The settlement, reported Thursday by the Bay Area News Group, comes on the heels of Deputy Andrew Hall’s conviction for felony assault with a firearm in connection with another, unrelated fatal shooting incident in 2018. Hall, now a former Contra Costa County Sheriff’s deputy then working under contract as an officer in Danville, was sentenced earlier this month to six years in prison.

Thursday’s settlement agreement stems from a lethal encounter between Hall and Tyrell Wilson – a homeless man brought to the attention of police after he was allegedly spotted dropping rocks onto cars traveling on nearby I-680. First contacted by then-Deputy Hall, Wilson approached the officer when asked to do so – then can be seen deftly opening a small knife. In Hall’s body-worn camera footage Wilson is seen backing away from the officer but refusing to drop the knife when the deputy, who had been “covering” the homeless man with his pistol, fires once – hitting Wilson in the face.

An attorney representing the Wilson family have said they will move to bring criminal charges against the former officer for that shooting, as well.

Hall was only recently convicted of firing on and killing another man during a slow-speed car chase through Danville in 2018. Jurors saw Hall stand in in front of a car driven by Laudemer Arboleda, 33, and fire 10 shots through the windshield and passenger side window. Hall had said he was afraid Arboleda, who was unarmed, was going to run him down.

Prosecutors argued Hall used unnecessary force and endangered fellow officers and bystanders who could’ve been struck by stray bullets. The jury partially agreed, finding him guilty of assault but deadlocking on a manslaughter charge.

“He (Arboleda) did not deserve to die for evading a police officer,” Contra Costa Superior Court Judge Terri Mockler said, “that is the crux of this.”

12 COMMENTS

  1. You are left wondering if they had “a talk” with the deputy after that first shooting.

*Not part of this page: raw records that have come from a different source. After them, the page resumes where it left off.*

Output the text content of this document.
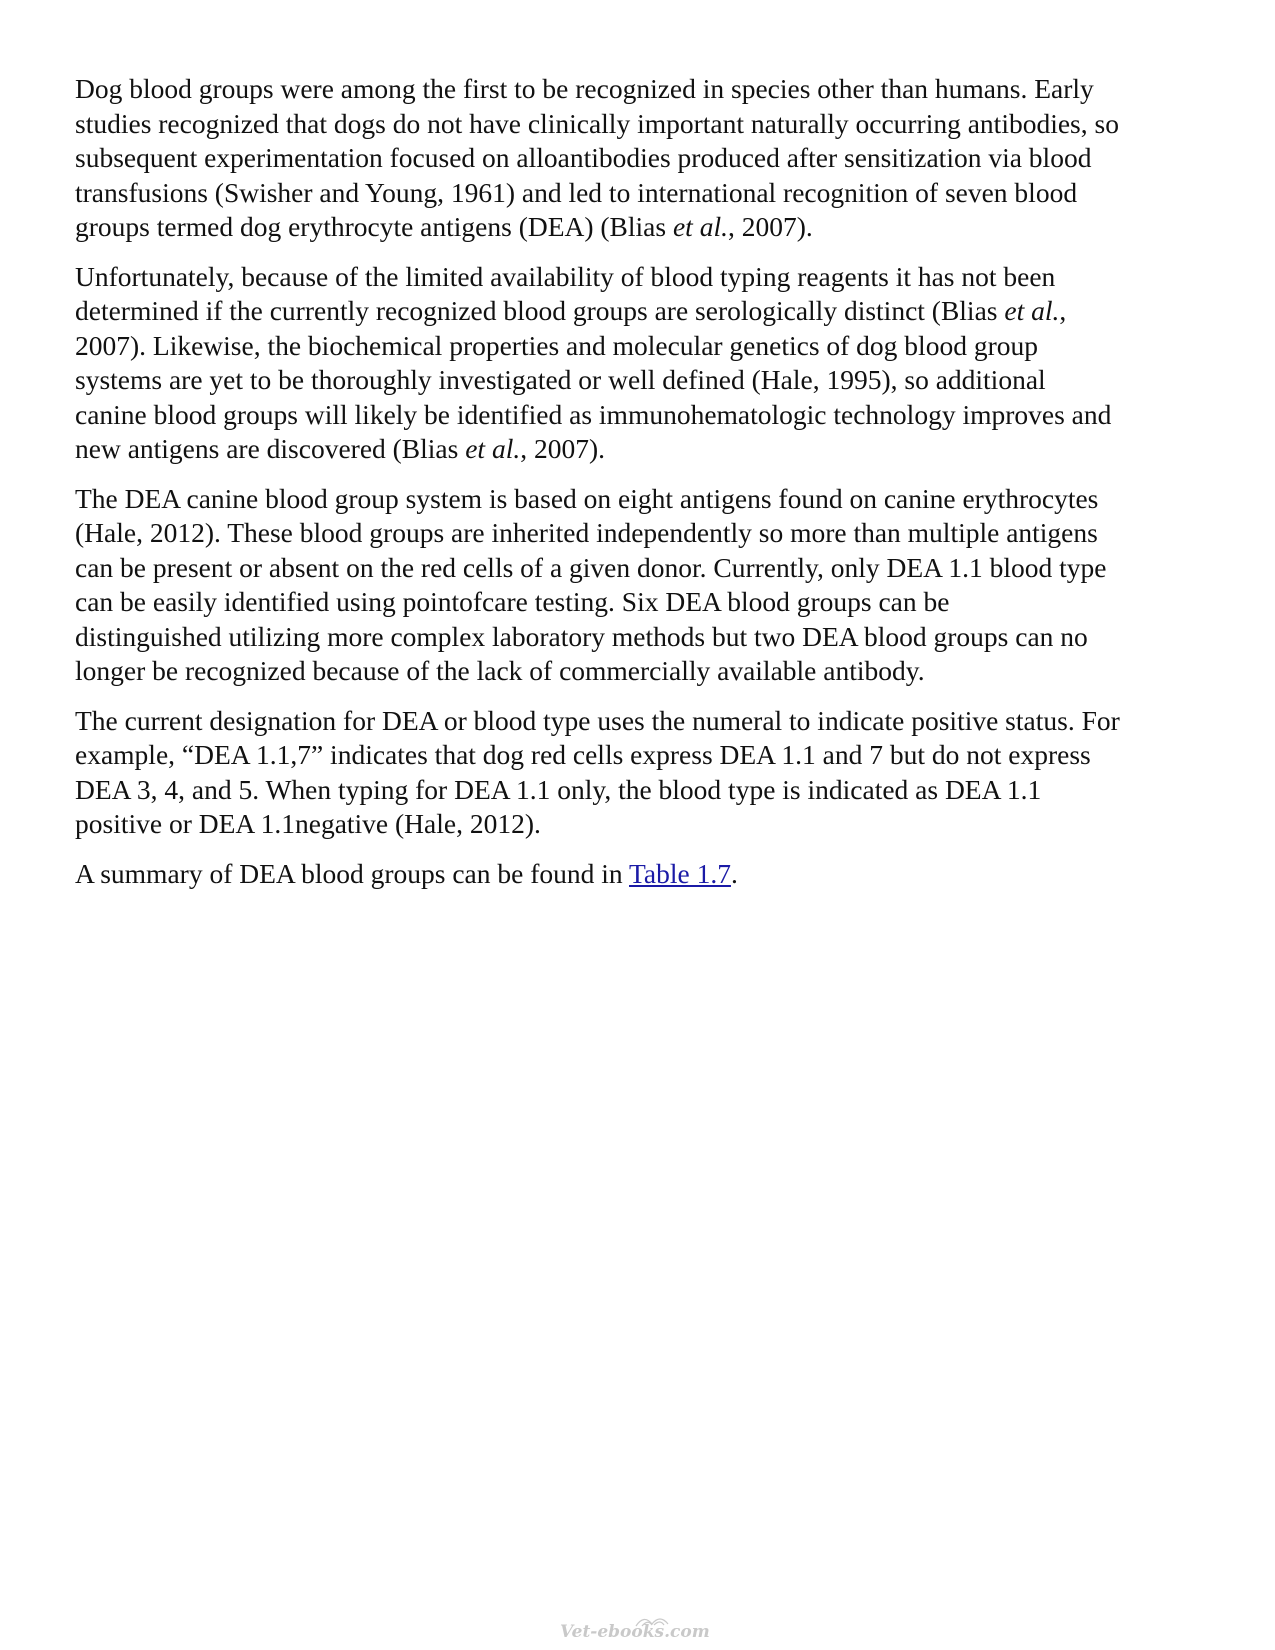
Dog blood groups were among the first to be recognized in species other than humans. Early
studies recognized that dogs do not have clinically important naturally occurring antibodies, so
subsequent experimentation focused on alloantibodies produced after sensitization via blood
transfusions (Swisher and Young, 1961) and led to international recognition of seven blood
groups termed dog erythrocyte antigens (DEA) (Blias et al., 2007).

Unfortunately, because of the limited availability of blood typing reagents it has not been
determined if the currently recognized blood groups are serologically distinct (Blias et al.,
2007). Likewise, the biochemical properties and molecular genetics of dog blood group
systems are yet to be thoroughly investigated or well defined (Hale, 1995), so additional
canine blood groups will likely be identified as immunohematologic technology improves and
new antigens are discovered (Blias et al., 2007).

The DEA canine blood group system is based on eight antigens found on canine erythrocytes
(Hale, 2012). These blood groups are inherited independently so more than multiple antigens
can be present or absent on the red cells of a given donor. Currently, only DEA 1.1 blood type
can be easily identified using pointofcare testing. Six DEA blood groups can be
distinguished utilizing more complex laboratory methods but two DEA blood groups can no
longer be recognized because of the lack of commercially available antibody.

The current designation for DEA or blood type uses the numeral to indicate positive status. For
example, “DEA 1.1,7” indicates that dog red cells express DEA 1.1 and 7 but do not express
DEA 3, 4, and 5. When typing for DEA 1.1 only, the blood type is indicated as DEA 1.1
positive or DEA 1.1negative (Hale, 2012).

A summary of DEA blood groups can be found in Table 1.7.

Vet-ebooks.com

Like “don’t draw” your gun and “whatever you do, don’t shoot anyone else.” But that’s probably way to restrictive for police in this country.

  2. Over $1.5 billion paid out in the last decade per WaPo for 25 large police departments. Cowboy policing costs more than actual law enforcement in dollars and injuries over time, and cowboy officers don’t just shoot criminals. Hall’s behavior demonstrated that, as one officer testified.

  3. Nearly a million dollars every time he pulled the trigger. I’m guessing this was money the city had standing by for insurance purposes but it still makes you wonder what good it could have been used for.

  4. So now we have open dislike between the county’s major law enforcement agency and its prosecutorial arm. Terrific.